6

I have double x, and double y. I need to turn that into int boxnum, which is defined as the (floored) index in which (x,y) falls in the WIDTH x HEIGHT grid with squares of size BOX_SIZE. Coordinates in excess of WIDTH are wrapped back around; ditto for HEIGHT.

I am currently using:

( (((int)(x))/BOX_SIZE)%WIDTH+ WIDTH*((((int)(y))/BOX_SIZE)%HEIGHT) )

This statement currently eats something like 20% of my execution time, and that gets even worse (on the order of 40-50%) if I make it completely safe for negative coordinates:

( (( ((int)(x)) /BOX_SIZE)%WIDTH+WIDTH)%WIDTH
    +WIDTH*(( (((int)(y)) /BOX_SIZE)%HEIGHT+HEIGHT)%HEIGHT) )

I'm actually considering completely converting the application to fixed-point, just to avoid this, so that I can bitmask out the part I want instead of having this horrible conversion.

Is there a better way of doing a double->int conversion of this kind? Would it be worth it to ensure that 0<x<WIDTH*BOX_SIZE and 0<y<HEIGHT*BOX_SIZE so I can drop the two remainder operations? (doing so is difficult enough to not be worth while for the benchmark, unless it is likely to be a significant improvement)

EDIT: After appropriate chastisement in the comments, more details:

x and y are the coordinates of a set of (as many as 10^6) particles. I am using an algorithm which requires me to, at every time step, do some simple sums across all particles within a box. Thus, I loop across particles, calculate which box the particle is in, and then use that as the array index for adding to that box. Particles often move far enough that their past locations is no indication of their future ones.
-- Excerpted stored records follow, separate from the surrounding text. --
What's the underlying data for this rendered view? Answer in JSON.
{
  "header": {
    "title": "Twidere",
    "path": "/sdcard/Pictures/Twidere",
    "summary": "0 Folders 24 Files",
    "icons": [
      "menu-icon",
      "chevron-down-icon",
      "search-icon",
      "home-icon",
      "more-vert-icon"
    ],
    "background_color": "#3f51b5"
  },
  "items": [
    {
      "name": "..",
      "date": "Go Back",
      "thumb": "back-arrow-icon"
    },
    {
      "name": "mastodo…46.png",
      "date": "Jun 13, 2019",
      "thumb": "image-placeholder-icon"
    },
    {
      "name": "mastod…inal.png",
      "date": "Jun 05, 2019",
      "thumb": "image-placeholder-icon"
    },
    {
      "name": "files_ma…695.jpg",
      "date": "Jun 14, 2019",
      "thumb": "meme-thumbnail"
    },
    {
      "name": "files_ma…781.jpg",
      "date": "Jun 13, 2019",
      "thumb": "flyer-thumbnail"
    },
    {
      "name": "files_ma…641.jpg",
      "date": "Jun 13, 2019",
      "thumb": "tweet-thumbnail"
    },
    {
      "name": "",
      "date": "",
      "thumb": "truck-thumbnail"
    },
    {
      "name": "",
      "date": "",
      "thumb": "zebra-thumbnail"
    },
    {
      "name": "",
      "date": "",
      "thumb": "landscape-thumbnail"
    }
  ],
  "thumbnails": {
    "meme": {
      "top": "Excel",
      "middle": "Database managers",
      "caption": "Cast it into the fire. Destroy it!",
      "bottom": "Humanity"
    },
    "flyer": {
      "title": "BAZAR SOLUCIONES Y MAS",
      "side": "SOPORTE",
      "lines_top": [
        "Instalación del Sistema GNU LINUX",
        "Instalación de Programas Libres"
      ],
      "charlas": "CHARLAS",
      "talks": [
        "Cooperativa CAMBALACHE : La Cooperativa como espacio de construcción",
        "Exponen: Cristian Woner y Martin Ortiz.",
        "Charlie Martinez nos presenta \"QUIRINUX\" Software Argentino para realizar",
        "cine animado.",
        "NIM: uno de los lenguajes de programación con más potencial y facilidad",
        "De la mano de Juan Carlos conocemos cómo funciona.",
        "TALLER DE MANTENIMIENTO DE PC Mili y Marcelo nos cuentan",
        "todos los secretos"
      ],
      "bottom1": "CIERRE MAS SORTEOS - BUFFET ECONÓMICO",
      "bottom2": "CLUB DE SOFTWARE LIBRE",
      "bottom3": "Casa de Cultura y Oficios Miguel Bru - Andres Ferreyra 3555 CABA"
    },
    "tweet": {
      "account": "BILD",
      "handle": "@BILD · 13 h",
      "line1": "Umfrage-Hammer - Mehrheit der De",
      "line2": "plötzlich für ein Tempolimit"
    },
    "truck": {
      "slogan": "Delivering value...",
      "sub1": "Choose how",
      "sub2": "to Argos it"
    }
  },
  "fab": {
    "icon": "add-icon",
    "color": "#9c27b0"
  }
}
The are also unordered, which means I can make no assumptions about this.

WIDTH, HEIGHT, and BOX_SIZE are technically free, as long as WIDTH and HEIGHT are even multiples of BOX_SIZE. In practice they are all specified compile time, and are integers with BOX_SIZE=1. I have run everything from WIDTH=HEIGHT=4 to WIDTH=HEIGHT=512, and while I'm usually on a square power of 2 (because why not?), WIDTH=37;HEIGHT=193 should work without issues.

This calculation is unavoidable performed once per particle per timestep; in current implementation it is performed twice. I tried caching the value to avoid recalculation, but the end benchmark performed worse, so I went back to calculating it twice.

A basic test run with 10 particles/box * 100 WIDTH * 100 HEIGHT* 10000 steps = 1 billion particle*timesteps runs in a shade over a minute.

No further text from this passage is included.